31 There was debate before me on the question whether a reception and function venue at which meals are served as part of the particular event attended by a self-contained group of guests is within the part of the Schedule 1 item covered by the words “and other eating places” or whether the eiusdem generis rule imports into that description some element of willingness to accommodate and serve anyone who chooses to come, either at short notice or without notice, in the way people come to a restaurant, coffee lounge or cafeteria.

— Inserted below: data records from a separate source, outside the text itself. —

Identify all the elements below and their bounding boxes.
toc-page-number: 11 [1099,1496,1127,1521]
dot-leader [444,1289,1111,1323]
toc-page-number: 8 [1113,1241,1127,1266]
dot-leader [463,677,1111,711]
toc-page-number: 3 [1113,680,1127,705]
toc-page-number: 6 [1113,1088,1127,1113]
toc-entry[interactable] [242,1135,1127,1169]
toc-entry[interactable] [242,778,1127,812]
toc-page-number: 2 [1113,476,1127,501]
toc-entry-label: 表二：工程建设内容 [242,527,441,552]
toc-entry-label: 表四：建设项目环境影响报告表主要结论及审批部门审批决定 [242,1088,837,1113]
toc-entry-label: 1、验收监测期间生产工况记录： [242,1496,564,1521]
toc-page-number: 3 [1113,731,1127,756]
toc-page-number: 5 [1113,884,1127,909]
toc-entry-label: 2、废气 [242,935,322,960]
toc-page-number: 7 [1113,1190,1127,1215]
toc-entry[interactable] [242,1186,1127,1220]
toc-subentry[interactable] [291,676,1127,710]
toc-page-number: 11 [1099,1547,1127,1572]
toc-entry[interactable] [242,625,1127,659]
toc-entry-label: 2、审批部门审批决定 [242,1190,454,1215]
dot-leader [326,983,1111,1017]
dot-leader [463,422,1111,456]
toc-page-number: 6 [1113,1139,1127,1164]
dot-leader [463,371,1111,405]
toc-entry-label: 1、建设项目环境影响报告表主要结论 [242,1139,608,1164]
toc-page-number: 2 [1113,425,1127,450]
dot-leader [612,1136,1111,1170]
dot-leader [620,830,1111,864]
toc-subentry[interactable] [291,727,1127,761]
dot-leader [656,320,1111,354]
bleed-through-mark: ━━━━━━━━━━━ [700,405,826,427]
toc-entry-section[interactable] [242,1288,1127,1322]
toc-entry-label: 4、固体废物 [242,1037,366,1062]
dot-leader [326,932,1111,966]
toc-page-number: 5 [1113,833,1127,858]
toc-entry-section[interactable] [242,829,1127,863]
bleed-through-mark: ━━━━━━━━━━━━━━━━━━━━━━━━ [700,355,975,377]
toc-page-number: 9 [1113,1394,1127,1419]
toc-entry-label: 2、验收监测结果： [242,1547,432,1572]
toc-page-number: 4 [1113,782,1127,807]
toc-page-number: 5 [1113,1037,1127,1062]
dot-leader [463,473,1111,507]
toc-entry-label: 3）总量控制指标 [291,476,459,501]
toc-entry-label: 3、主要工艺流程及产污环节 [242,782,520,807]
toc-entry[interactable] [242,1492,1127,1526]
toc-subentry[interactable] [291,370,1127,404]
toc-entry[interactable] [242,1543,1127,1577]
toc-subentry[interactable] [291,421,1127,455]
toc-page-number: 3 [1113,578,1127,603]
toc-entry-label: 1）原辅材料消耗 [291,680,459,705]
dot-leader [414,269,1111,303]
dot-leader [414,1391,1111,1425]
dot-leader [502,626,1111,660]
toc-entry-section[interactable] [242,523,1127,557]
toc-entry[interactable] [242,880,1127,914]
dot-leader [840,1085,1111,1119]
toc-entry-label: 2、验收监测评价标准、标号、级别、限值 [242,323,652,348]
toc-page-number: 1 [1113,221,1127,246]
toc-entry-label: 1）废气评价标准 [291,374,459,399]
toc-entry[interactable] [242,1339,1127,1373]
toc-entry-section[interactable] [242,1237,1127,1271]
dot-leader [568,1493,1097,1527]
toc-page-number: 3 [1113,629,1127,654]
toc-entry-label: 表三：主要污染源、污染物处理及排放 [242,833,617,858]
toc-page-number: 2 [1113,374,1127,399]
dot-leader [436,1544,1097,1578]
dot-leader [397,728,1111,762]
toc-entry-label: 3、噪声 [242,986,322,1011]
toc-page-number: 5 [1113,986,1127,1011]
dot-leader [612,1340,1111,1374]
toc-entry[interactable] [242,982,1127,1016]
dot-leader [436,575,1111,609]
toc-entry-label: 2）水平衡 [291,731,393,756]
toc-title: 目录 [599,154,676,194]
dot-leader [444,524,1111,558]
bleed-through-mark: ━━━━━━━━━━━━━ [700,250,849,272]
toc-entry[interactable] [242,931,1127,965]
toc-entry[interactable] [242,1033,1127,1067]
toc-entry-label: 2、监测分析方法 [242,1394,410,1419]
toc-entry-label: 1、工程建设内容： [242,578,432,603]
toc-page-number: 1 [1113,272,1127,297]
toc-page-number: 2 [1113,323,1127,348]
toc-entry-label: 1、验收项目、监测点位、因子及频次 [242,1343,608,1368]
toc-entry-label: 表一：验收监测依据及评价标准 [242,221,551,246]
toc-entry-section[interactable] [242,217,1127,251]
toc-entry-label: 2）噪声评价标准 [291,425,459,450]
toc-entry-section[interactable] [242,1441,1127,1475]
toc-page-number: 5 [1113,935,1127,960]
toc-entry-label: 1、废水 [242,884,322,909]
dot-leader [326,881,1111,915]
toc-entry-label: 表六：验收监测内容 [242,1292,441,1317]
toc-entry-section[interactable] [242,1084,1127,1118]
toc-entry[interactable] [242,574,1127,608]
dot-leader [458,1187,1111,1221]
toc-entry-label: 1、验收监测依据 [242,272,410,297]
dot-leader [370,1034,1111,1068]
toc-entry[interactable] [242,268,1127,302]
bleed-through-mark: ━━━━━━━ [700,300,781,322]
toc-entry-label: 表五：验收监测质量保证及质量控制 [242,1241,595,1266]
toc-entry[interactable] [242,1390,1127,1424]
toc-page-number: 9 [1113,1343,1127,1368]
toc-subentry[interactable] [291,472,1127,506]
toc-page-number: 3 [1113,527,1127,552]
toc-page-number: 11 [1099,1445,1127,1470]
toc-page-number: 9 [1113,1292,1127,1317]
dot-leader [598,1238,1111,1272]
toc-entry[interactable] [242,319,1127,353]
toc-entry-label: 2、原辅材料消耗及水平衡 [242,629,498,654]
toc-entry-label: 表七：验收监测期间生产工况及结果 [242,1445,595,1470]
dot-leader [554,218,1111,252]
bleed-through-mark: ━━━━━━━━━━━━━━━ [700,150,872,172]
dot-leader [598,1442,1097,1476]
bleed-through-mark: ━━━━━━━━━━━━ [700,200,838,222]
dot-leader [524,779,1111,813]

In the event, it is unnecessary to pursue that question since, for the reasons I have stated, the matter is, in this case, to be resolved by reference to the words the parties have used in their agreement where the term “restaurant” is itself employed to describe the predominant aspect of the right.
32 My conclusion in this case is that the agreement of the plaintiff and the defendant formed by the variation of lease executed by them in January 1999 is a “retail shop lease” as defined by the Retail Leases Act 1994.
Disposition of proceedings
33 The plaintiff is not entitled to the declaration it seeks, namely, a declaration that the lease between the parties – that is to say, the lease as varied in January 1999 by which the parties are bound today – is not a retail shop lease within the meaning of the Retail Leases Act 1994. The summons must therefore be dismissed with costs.